Le résultat du second tour ne fait cependant "aucun doute". L'électeur de gauche est discipliné et devrait assurer l'élection de la verte Béatrice Métraux et des socialistes Anne-Catherine Lyon et Nuria Gorrite. "Les Vaudois ont plébiscité la formule gouvernementale et marqué leur préférence" en désignant Pierre-Yves Maillard comme l'homme fort du collège, "tout en contrebalançant l'effet en désignant d'emblée trois PLR".

Face à ce gouvernement de centre-gauche, le parlement devient "plus composite", mais reste à droite, avec même un léger renforcement, vu la progression des Vert'libéraux qui passent à sept sièges (+4). Dans ce contexte, il faudra pratiquer un véritable "art de gouverner" si l'on entend poursuivre les projets en cours dans le canton, selon René Knüsel.

Obligation de composer

Sur "des objets symboliques" qui "fédèrent sous un panache" comme la place de l'Etat ou le financement des partis, les opinions politiques peuvent être tranchées et donner lieu à des affrontements idéologiques clairs, admet le politologue. Pour le reste, "ce n'est pas exceptionnel en politique" de voir un hiatus entre un exécutif de gauche et un législatif de droite qui se retrouvent dans l'obligation de "composer".

"L'héritage de la législature qui s'achève est tout à fait acceptable" pour le nouveau gouvernement, estime René Knüsel. "Une sorte d'équilibre" devra être trouvé entre les pouvoirs, ce qui pose vite la question du poids de la présidence, unique en terres vaudoises puisqu'elle dure cinq ans.

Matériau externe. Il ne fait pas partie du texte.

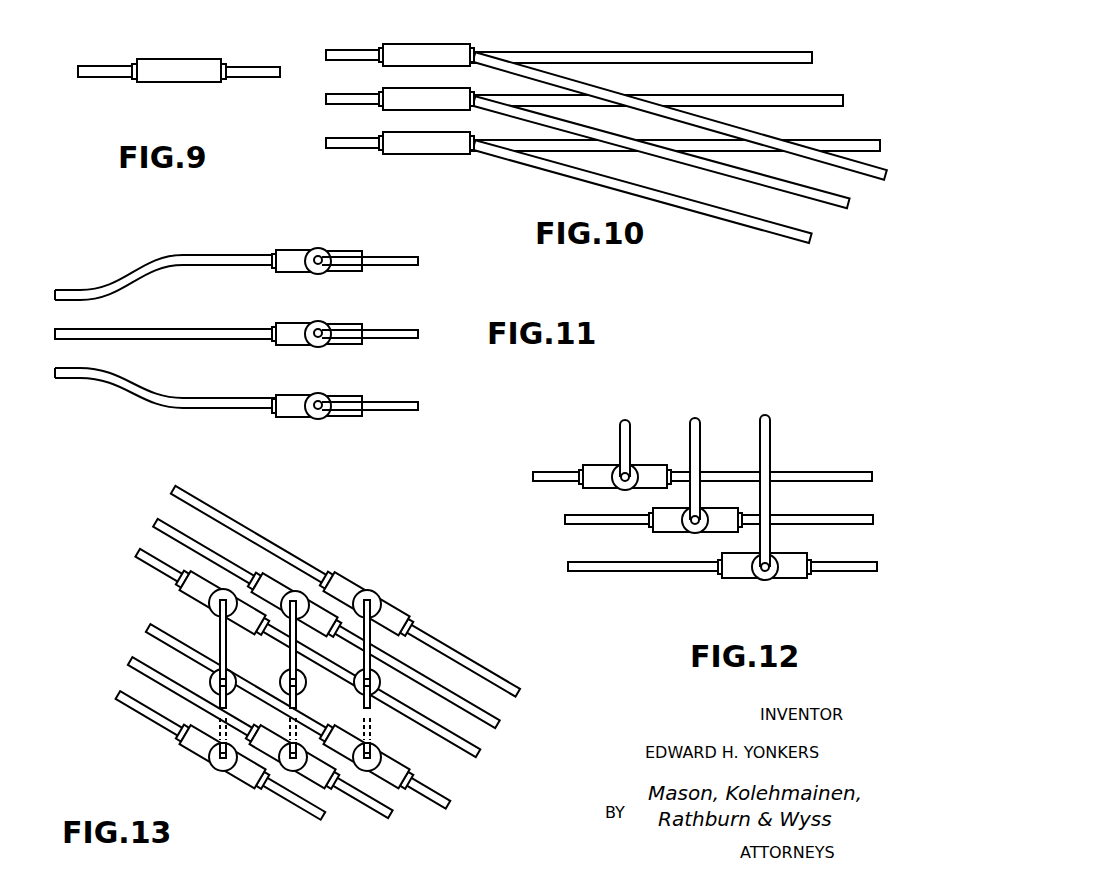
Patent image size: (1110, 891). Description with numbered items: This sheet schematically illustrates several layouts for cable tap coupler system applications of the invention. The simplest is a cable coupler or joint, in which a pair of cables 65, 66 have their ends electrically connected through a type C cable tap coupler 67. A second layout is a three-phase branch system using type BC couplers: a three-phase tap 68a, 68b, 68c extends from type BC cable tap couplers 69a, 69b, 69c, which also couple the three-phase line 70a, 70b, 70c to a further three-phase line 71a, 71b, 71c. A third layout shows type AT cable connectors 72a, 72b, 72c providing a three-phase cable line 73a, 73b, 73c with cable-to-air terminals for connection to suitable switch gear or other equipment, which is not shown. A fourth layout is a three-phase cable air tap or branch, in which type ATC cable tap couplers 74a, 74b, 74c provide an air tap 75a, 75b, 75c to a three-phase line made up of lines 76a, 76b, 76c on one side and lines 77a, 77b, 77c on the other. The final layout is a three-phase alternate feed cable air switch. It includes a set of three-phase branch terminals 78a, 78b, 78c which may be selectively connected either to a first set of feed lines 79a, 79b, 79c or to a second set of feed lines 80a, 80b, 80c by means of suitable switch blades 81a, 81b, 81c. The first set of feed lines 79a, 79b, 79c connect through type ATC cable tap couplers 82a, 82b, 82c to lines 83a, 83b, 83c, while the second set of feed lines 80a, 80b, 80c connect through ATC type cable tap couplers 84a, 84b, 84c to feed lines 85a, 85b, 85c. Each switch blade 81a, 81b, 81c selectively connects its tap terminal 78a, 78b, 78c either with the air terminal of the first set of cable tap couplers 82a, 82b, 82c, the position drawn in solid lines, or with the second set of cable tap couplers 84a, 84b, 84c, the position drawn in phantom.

In FIG. 9, the cable 65 is at (110, 79).
In FIG. 9, the cable 66 is at (248, 79).
In FIG. 9, the type C cable tap coupler 67 is at (181, 59).
In FIG. 10, the three-phase tap 68a is at (856, 172).
In FIG. 10, the three-phase tap 68b is at (826, 205).
In FIG. 10, the three-phase tap 68c is at (742, 226).
In FIG. 10, the type BC cable tap coupler 69a is at (441, 44).
In FIG. 10, the type BC cable tap coupler 69b is at (457, 98).
In FIG. 10, the type BC cable tap coupler 69c is at (433, 156).
In FIG. 10, the three-phase line 70a is at (341, 50).
In FIG. 10, the three-phase line 70b is at (348, 104).
In FIG. 10, the three-phase line 70c is at (362, 149).
In FIG. 10, the three-phase line 71a is at (728, 51).
In FIG. 10, the three-phase line 71b is at (810, 95).
In FIG. 10, the three-phase line 71c is at (845, 139).
In FIG. 11, the type AT cable connector 72a is at (356, 273).
In FIG. 11, the type AT cable connector 72b is at (351, 345).
In FIG. 11, the type AT cable connector 72c is at (349, 418).
In FIG. 11, the three-phase cable line 73a is at (143, 268).
In FIG. 11, the three-phase cable line 73b is at (143, 340).
In FIG. 11, the three-phase cable line 73c is at (153, 406).
In FIG. 12, the type ATC cable tap coupler 74a is at (601, 465).
In FIG. 12, the type ATC cable tap coupler 74b is at (661, 533).
In FIG. 12, the type ATC cable tap coupler 74c is at (736, 579).
In FIG. 12, the air tap 75a is at (633, 437).
In FIG. 12, the air tap 75b is at (704, 441).
In FIG. 12, the air tap 75c is at (773, 447).
In FIG. 12, the three-phase line 76a is at (550, 470).
In FIG. 12, the three-phase line 76b is at (586, 515).
In FIG. 12, the three-phase line 76c is at (586, 560).
In FIG. 12, the three-phase line 77a is at (828, 471).
In FIG. 12, the three-phase line 77b is at (835, 516).
In FIG. 12, the three-phase line 77c is at (858, 579).
In FIG. 13, the three-phase branch terminal 78a is at (377, 708).
In FIG. 13, the three-phase branch terminal 78b is at (306, 686).
In FIG. 13, the three-phase branch terminal 78c is at (233, 673).
In FIG. 13, the first feed line 79a is at (178, 504).
In FIG. 13, the first feed line 79b is at (160, 533).
In FIG. 13, the first feed line 79c is at (143, 562).
In FIG. 13, the second feed line 80a is at (151, 638).
In FIG. 13, the second feed line 80b is at (147, 667).
In FIG. 13, the second feed line 80c is at (140, 703).
In FIG. 13, the switch blade 81a is at (376, 632).
In FIG. 13, the switch blade 81b is at (299, 600).
In FIG. 13, the switch blade 81c is at (219, 630).
In FIG. 13, the type ATC cable tap coupler 82a is at (386, 614).
In FIG. 13, the type ATC cable tap coupler 82b is at (278, 581).
In FIG. 13, the type ATC cable tap coupler 82c is at (186, 597).
In FIG. 13, the line 83a is at (499, 681).
In FIG. 13, the line 83b is at (484, 712).
In FIG. 13, the line 83c is at (461, 740).
In FIG. 13, the ATC type cable tap coupler 84a is at (391, 788).
In FIG. 13, the ATC type cable tap coupler 84b is at (319, 786).
In FIG. 13, the ATC type cable tap coupler 84c is at (197, 754).
In FIG. 13, the feed line 85a is at (438, 796).
In FIG. 13, the feed line 85b is at (382, 818).
In FIG. 13, the feed line 85c is at (278, 796).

Découplage possible de la présidence

La reconduction du système actuel, qui additionne la fonction suprême et le département clé des finances, semble problématique aux yeux du politologue. Pierre-Yves Maillard président, Pascal Broulis aux finances? C'est une possibilité, mais le socialiste "n'est pas ambitieux à ce niveau", juge-t-il.

Face à la critique d'une campagne terne, arrangée en quelque sorte par les états-majors des partis pour préparer le lendemain des élections, René Knüsel relève que la démocratie directe permet "de faire surgir des thématiques par des canaux inattendus. Des fous du roi, des Franz Weber" seront toujours là pour mettre au jour ce que le monde politique rechigne à débattre.

Le coût de la croissance

Les conséquences du fort développement économique et démographique vaudois constituent un bon exemple de ces enjeux. "Le coût de la croissance, notamment pour tout ce qui touche à la sphère urbaine et aux répercussions pour la population" risque de s'imposer à l'agenda.

Péjoration de la qualité de vie, densité de l'habitat et du trafic, prix des loyers, ce sont de vrais problèmes qui pourraient entraîner "des retours de balanciers dans les urnes totalement inattendus". La poussée des Vert'libéraux peut d'ailleurs s'expliquer ainsi: des gens de droite qui tiennent à leur confort, mais qui veulent ouvrir la réflexion par exemple en matière énergétique. Leur succès explique en partie le fort recul des Verts, avec cinq sièges perdus.